If you go the the gym twice week to keep your body in shape, think how putting your mind through its paces daily helps it perform at a high level.
You interact with the outside world in two modes: active and passive.
When you are active you are highly engaged with the frontal cortex and reasoning parts of the brain. You are in problem solving and solution focused mode. At this time you are prepared to challenge your own knowledge and adjust what you know to accommodate new learnings, knowledge and perspectives.
When you are in passive mode you are experiencing the outside world through the impressions of your five senses: sight, sound, touch, smell and taste. But you are not outwardly engaging in problem solving. You may be laying down new knowledge and neural networks in your brain, but you are not necessarily challenging your knowledge and perspectives.

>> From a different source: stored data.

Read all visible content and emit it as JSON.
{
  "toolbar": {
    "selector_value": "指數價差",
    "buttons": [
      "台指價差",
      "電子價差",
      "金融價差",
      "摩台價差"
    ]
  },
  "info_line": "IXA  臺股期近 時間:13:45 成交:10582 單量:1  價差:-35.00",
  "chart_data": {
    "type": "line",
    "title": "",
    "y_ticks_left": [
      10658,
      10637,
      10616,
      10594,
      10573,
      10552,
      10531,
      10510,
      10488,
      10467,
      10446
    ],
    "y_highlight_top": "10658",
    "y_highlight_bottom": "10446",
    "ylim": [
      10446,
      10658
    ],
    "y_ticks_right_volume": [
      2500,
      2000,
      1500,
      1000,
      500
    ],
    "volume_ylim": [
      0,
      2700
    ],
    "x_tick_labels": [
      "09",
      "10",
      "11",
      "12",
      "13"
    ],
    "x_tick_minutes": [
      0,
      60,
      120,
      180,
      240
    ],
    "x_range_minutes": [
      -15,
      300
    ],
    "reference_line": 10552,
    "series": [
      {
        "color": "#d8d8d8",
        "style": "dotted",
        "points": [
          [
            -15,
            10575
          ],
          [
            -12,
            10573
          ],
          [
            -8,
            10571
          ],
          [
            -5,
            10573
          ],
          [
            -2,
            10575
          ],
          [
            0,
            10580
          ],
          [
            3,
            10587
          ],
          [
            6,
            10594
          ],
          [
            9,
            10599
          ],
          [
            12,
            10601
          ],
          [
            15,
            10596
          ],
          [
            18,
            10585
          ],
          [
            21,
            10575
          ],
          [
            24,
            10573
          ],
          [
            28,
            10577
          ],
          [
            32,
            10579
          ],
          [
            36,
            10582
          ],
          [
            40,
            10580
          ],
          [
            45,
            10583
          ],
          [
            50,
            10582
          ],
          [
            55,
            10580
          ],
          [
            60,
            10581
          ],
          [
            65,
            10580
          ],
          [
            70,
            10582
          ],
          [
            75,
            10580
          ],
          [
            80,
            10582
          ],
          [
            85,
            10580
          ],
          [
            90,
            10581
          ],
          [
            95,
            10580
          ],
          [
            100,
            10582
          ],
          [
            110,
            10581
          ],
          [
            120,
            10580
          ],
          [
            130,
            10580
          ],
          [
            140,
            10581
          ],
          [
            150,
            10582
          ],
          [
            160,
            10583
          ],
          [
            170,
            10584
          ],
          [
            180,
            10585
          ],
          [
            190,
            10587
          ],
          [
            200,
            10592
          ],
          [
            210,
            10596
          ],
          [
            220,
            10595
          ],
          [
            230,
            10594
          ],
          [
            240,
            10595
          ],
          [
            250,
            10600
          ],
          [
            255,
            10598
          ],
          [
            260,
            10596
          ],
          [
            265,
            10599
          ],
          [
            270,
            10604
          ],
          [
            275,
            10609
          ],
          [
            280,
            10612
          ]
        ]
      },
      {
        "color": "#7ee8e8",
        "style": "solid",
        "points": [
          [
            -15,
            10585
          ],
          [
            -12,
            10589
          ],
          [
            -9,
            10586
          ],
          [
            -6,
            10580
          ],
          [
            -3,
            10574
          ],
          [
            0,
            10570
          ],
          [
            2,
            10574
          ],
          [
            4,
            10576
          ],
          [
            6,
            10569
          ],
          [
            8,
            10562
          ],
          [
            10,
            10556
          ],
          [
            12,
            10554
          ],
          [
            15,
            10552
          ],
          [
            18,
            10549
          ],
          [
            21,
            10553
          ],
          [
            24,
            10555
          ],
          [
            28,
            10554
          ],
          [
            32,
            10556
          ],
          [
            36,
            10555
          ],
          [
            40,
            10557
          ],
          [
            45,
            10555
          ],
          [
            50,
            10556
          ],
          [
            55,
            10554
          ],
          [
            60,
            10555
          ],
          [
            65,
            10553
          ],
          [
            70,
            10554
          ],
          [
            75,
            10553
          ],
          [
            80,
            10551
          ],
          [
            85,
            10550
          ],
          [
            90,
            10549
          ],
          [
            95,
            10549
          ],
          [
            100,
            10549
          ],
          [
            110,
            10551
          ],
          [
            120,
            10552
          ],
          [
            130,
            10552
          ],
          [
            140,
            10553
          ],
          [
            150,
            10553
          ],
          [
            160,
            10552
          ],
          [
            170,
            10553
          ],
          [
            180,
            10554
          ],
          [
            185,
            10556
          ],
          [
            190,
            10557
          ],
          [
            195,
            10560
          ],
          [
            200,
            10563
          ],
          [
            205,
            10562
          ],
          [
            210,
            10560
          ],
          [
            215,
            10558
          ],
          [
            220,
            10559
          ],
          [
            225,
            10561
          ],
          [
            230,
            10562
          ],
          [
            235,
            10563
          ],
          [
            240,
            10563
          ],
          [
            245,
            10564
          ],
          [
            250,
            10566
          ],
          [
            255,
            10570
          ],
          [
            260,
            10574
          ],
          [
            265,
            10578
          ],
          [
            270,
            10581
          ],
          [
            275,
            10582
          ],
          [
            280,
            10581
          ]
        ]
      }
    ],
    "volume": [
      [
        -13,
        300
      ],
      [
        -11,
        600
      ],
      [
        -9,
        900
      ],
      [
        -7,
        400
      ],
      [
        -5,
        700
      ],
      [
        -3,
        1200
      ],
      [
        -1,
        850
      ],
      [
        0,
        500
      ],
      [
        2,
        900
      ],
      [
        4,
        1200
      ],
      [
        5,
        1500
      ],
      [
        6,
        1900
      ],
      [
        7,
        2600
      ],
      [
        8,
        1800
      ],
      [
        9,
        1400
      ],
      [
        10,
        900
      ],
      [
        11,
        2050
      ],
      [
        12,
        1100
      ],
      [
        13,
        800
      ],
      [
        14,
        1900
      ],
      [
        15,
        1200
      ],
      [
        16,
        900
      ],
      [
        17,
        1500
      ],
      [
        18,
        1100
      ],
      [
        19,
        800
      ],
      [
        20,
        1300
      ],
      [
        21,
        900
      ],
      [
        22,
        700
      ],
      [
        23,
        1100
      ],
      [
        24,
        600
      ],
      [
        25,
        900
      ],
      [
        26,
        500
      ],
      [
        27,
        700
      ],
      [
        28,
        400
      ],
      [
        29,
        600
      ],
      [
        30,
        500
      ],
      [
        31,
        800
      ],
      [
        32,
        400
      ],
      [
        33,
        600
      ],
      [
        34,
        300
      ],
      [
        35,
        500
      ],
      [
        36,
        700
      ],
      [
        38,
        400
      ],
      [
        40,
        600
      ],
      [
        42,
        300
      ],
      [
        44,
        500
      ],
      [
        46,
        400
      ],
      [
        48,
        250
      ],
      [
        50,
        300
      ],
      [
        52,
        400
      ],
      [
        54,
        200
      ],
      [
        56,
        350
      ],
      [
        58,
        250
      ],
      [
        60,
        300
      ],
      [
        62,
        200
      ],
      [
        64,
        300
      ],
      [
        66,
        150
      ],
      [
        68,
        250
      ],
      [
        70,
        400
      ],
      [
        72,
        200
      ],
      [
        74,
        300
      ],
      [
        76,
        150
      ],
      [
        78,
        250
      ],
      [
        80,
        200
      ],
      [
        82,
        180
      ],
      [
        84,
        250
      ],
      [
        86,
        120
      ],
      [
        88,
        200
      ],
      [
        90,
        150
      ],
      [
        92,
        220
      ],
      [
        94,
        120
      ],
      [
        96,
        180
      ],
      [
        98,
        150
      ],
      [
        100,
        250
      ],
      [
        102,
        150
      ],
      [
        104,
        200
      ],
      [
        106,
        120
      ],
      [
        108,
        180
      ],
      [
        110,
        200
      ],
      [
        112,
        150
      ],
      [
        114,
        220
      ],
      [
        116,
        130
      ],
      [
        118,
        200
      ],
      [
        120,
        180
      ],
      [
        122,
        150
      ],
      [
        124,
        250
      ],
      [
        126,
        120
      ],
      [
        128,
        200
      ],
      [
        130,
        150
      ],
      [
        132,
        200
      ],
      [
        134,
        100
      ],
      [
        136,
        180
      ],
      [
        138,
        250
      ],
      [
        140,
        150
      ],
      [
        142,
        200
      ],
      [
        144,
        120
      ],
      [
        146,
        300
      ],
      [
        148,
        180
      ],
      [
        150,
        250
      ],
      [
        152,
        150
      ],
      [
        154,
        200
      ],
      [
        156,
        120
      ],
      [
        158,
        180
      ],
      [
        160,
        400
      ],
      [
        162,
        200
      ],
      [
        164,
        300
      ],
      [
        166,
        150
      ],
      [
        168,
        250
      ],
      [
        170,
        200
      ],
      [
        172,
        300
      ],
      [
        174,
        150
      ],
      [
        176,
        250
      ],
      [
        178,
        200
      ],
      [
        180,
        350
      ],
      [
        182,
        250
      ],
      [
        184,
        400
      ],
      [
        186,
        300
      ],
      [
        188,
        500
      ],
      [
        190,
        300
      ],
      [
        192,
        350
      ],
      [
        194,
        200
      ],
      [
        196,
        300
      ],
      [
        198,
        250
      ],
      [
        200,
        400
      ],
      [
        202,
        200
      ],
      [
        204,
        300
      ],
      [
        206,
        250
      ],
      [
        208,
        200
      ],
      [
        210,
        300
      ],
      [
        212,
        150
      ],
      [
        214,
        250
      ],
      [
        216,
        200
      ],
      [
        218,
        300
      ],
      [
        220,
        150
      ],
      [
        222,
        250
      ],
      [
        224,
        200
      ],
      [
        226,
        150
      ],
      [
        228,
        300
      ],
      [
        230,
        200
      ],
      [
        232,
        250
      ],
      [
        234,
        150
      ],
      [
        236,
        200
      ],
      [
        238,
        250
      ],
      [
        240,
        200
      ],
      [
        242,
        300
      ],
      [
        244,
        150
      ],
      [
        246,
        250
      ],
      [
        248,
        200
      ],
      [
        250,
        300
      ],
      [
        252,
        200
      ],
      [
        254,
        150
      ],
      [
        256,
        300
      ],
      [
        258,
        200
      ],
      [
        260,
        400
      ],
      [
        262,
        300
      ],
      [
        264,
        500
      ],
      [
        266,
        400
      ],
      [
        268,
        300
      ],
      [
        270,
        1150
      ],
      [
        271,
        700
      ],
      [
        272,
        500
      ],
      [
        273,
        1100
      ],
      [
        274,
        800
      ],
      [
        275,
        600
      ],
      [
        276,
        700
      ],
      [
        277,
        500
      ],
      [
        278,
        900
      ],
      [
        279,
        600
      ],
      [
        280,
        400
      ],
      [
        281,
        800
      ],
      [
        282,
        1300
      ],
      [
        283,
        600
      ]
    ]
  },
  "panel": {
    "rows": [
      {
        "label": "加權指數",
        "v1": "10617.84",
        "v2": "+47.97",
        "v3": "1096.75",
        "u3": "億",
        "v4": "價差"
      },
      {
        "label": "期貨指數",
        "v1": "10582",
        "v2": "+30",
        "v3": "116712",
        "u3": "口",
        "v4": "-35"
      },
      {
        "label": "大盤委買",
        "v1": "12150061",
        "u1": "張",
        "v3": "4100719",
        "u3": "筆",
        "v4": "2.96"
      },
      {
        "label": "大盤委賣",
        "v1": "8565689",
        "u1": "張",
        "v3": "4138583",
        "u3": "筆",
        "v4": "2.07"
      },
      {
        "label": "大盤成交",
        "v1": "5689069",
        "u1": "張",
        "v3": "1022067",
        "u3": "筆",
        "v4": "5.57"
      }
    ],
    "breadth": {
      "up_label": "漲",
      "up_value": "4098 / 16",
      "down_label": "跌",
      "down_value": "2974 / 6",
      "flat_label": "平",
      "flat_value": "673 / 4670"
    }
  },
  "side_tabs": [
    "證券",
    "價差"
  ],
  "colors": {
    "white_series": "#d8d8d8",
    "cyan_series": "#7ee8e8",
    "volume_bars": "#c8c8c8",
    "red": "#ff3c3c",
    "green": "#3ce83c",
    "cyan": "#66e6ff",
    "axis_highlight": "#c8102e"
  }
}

The second kind of passive experiencing mode is when you are even less engaged such as when you are watching the television or a film.
Think about it – what were the last 10 TV programs or films you saw? Can you actually remember them? Because most people can’t because the brain was largely passive and not fully engaging.
So what can you do to train your brain and mind?
Do you problem solve every day?
Are you using your brain creatively?
Are you thinking proactively and not just reactively?
Are you challenging your mental abilities daily?
Are you daily expanding your knowledge?
All these activities proactively engage your brain and mind in a developmental way, so not only is your brain renewing physically by creating new neural pathways but you are also building the stamina of your thinking processes. The old saying of ‘Use it or lose it’ really does apply.
So will all this activity make you manic?
Well, you need to balance your brain activities so it experiences all five levels of activity (High beta, beta, alpha, theta, delta).
Hypnosis teaches you to use all the different levels of brain activity from highly active through to deeply relaxed, without being too much in the high beta state which is the alarm state.
The most active thinking people also need to learn to counter that by being able to switch to being the most relaxed thinker whenever you need.
Being able to make those switches when you need to keeps your mind active and capable throughout your life.